Перед нами женские занятия, женские заботы, женские досуги; все это, вкупе с яркой, но матовой палитрой Моризо, заставляет нас заключить, что художница живописует сцены блаженства и удовольствий, столь характерные для праздной и томной Прекрасной эпохи, Бель-Эпок. Однако, возможно, это не так. Эжен дважды изображен с их дочерью, Жюли, однако в обоих случаях он предстает скучающим и мрачным, наблюдающим за девочкой сухо и отстраненно, как отец, который всего-навсего притворяется, что играет с ребенком. Многие из запечатленных Моризо девочек и молодых женщин кажутся настороженными и замкнутыми, они глядят на нас, зрителей, не открывая нам своей истинной сущности. Младенцы веселы и радостны в своем блаженном неведении, но с отрочеством приходит осознание сложности бытия и тревоги. Видел ли кто-нибудь когда-нибудь девочку-пианистку, у которой музыка и прервавшие ее игру созерцатель и художница вызывали бы отвращение большее, чем у Люси Леон, героини одноименной картины «Люси Леон за фортепиано» (1892)? Одно из наиболее зловещих и жутковатых полотен Моризо, не показанных на упомянутой выставке, также строится на изображении единственной фигуры. На картине «Кукла на веранде» (1884) перед нами предстает стол, накрытый для двоих, с чайником и чайными чашками; позади веранды открывается вид на заросший сад и близлежащие дома, но из двух изображенных стульев один пуст, а другой занимает брошенная кукла. Со своим бессмысленным, ничего не выражающим личиком, она устремляет на нас взгляд единственного глазика-пуговки. Возникает ощущение, будто это какая-нибудь модель Моризо, одна из одиноких, настороженных молодых женщин, внезапно таинственным образом уменьшилась в размерах, съежилась, обнажив свою истинную суть.

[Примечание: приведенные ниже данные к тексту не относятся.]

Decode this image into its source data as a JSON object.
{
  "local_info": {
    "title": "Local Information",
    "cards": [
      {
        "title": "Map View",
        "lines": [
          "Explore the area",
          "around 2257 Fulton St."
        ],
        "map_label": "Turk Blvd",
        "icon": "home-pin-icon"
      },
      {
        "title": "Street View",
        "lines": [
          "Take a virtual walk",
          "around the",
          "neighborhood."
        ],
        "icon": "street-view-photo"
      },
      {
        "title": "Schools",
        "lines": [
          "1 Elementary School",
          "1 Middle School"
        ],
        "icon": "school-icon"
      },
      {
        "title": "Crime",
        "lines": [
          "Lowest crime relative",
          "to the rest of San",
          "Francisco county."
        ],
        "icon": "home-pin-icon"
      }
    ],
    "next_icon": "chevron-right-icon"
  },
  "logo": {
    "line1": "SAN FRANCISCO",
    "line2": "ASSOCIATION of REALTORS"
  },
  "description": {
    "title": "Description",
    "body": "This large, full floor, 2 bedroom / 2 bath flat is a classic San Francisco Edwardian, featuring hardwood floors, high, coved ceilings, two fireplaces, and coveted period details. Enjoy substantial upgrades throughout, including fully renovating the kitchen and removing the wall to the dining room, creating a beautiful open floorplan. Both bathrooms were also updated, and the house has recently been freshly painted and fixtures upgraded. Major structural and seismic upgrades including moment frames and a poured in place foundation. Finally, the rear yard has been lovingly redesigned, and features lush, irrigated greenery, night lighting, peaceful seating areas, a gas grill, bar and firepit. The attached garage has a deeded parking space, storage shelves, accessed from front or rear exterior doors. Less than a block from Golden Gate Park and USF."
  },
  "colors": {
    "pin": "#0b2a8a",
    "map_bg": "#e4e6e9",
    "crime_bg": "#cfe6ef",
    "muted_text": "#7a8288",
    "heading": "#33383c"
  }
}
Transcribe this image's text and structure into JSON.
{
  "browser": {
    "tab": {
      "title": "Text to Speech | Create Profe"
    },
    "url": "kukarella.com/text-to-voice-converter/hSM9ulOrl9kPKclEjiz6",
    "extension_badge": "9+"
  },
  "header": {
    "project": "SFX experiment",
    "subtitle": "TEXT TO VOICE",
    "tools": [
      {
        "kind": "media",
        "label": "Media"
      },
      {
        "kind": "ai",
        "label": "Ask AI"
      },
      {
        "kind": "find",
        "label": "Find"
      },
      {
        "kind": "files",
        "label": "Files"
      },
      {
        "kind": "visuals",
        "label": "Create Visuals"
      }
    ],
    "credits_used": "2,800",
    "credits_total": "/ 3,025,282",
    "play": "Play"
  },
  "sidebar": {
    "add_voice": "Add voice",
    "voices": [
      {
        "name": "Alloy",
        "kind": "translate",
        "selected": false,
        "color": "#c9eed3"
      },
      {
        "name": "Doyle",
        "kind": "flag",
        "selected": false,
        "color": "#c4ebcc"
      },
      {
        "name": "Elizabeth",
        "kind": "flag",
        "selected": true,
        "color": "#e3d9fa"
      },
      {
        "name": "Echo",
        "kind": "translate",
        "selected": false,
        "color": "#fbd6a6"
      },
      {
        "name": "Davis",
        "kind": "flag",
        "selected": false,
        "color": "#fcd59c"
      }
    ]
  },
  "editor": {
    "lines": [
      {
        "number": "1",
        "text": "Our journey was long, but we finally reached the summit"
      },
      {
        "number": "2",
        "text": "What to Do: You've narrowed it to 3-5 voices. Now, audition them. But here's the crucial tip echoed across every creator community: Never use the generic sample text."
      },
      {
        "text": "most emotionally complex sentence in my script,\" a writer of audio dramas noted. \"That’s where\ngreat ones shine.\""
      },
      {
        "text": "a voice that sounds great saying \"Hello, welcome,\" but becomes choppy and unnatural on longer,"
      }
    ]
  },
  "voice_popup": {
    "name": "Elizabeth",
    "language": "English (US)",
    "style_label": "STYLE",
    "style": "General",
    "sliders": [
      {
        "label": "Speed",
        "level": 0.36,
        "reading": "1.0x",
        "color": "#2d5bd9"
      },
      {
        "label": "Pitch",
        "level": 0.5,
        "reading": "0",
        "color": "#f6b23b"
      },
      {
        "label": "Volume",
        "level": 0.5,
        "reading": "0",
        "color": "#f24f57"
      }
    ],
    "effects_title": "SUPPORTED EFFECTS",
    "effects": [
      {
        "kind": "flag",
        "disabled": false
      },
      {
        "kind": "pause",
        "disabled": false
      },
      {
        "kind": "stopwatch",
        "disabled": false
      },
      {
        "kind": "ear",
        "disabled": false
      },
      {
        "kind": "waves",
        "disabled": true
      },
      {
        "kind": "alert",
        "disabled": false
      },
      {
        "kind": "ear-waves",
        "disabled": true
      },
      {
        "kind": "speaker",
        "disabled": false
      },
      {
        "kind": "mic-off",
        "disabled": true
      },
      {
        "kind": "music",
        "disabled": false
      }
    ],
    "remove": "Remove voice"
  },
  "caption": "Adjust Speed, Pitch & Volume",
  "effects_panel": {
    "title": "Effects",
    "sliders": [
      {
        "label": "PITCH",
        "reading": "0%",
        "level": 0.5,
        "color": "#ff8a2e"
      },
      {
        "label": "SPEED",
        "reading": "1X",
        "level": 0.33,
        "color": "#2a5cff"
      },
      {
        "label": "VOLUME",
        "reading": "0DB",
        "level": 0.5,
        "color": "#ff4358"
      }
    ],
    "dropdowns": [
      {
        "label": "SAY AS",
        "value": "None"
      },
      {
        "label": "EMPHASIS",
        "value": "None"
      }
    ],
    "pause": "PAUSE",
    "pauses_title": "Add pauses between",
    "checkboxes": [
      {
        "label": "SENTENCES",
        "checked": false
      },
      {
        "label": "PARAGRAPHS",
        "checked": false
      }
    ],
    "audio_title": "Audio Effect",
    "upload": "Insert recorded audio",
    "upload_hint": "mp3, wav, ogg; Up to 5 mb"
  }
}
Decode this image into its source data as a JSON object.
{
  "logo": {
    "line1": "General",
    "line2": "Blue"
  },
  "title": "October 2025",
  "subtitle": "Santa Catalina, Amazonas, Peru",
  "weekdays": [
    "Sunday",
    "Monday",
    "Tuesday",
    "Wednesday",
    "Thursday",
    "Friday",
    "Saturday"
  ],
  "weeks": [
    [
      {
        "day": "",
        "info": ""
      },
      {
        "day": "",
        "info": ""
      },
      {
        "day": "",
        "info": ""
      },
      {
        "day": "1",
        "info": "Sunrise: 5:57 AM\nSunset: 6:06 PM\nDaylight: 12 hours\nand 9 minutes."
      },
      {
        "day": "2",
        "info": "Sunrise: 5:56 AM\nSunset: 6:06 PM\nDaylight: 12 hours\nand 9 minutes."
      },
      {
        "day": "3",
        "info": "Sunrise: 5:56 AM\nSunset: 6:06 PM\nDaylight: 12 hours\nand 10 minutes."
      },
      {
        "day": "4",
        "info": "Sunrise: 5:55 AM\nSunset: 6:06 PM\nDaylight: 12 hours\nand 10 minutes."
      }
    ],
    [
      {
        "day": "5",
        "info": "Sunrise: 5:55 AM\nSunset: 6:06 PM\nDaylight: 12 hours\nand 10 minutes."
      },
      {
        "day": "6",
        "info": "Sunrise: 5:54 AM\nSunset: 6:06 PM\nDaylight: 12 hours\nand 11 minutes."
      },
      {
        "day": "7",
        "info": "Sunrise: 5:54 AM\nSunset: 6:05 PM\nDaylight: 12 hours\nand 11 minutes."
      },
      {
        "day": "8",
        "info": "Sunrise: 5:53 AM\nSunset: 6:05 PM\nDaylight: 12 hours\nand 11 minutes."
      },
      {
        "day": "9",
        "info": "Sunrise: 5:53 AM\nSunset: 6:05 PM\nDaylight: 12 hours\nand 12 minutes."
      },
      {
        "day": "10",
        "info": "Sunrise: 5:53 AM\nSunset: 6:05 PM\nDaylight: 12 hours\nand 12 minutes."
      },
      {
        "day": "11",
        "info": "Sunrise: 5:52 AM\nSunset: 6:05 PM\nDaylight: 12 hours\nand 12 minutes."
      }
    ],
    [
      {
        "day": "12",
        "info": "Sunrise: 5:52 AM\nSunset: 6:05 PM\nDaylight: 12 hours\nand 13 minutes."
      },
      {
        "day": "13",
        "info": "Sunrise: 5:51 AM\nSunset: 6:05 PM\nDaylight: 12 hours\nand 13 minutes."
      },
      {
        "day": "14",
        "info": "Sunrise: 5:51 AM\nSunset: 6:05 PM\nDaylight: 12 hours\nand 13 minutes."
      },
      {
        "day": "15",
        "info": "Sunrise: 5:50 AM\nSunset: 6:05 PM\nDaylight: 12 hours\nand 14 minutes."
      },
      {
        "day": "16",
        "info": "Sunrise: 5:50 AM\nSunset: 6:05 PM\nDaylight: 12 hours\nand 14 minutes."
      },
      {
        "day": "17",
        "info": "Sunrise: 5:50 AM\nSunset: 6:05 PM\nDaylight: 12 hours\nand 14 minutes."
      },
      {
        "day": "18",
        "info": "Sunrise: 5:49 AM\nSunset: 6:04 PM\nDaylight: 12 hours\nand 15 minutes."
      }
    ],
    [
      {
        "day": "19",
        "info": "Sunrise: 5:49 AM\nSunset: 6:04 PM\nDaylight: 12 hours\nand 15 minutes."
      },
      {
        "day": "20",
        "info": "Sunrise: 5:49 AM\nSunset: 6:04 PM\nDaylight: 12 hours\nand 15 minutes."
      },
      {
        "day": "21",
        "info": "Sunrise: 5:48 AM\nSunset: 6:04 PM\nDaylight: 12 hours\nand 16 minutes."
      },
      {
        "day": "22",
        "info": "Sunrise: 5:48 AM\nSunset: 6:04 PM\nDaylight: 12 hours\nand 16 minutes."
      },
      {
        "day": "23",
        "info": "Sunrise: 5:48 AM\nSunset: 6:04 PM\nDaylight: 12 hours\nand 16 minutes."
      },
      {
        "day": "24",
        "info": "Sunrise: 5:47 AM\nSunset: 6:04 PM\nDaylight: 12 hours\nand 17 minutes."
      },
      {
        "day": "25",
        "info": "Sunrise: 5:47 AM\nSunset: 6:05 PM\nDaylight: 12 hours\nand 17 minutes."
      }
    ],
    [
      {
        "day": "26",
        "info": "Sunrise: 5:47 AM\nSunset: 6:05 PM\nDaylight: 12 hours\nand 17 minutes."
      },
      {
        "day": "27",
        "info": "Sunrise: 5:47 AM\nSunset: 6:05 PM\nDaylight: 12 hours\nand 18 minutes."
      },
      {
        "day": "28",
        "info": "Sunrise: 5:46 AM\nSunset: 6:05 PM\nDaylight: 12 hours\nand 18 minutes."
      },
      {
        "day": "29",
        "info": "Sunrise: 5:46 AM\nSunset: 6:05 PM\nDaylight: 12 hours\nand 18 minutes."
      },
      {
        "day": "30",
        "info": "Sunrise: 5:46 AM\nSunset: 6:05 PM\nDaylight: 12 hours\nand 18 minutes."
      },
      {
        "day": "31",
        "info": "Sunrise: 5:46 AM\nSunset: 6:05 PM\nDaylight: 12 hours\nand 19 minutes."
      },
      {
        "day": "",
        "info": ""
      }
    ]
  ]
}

Моризо часто пишет веранды, балконы, террасы, подчеркивая разграничение двух пространств, домашнего и внешнего, наружного, находящегося вне дома, и превращая это разграничение в своего рода визуальную метафору. Девочки и женщины на ее картинах раздвигают занавеси, чтобы посмотреть с балкона на внешний мир; проводят время за чтением в зимнем саду; играют в бильбоке у окна веранды. Вот под открытым небом сидит на террасе женщина, фоном для ее фигуры служит вдалеке морской берег с маленькими, уменьшенными в перспективе прогуливающимися и россыпью лодок. Вот, осмотрительно укрывшись за надежным забором, две женщины и девочка обозревают Париж с холмов Трокадеро. Выходит, картины Моризо можно интерпретировать как своего рода аллегории осторожности и безопасности, строящиеся на противопоставлении известных, безопасных домашних пространств неведомым, тревожащим, вселяющим страх? Согласно одной из принятых ныне теоретических трактовок ее творчества, женщины, запертые и буквально забаррикадированные в замкнутом домашнем мире, контрастируют с мужчинами, совершенно свободно познающими (угрожающий) внешний мир. Вот только городские сады и ухоженные лужайки в этом внешнем мире выглядят у Моризо скорее милыми и безобидными, чем угрожающими. Является ли побочной, а то и главной темой творчества Моризо заточение женщины в четырех стенах, ограничение ее свободы, будь то свобода идти, когда и куда ей вздумается, свобода вести себя, как ей заблагорассудится, и даже мыслить, как она сочтет нужным? Возможно, иногда так и было, но вот перед нами Эжен Мане на острове Уайт, с печальным видом выглядывающий из-за двух преград сразу: во-первых, от внешнего мира его отделяет окно гостиной, где он расположился, а во-вторых, за окном показан еще один «барьер» – изгородь маленького палисадника. Он тоже пребывает в заточении? (Что ж, все это происходило во время их медового месяца.) Иногда формальный прием – это только формальный прием, вроде того, что можно наблюдать на картине Мане «На балконе» (1868–1869), где Моризо позирует, облокотившись на зеленые металлические перила.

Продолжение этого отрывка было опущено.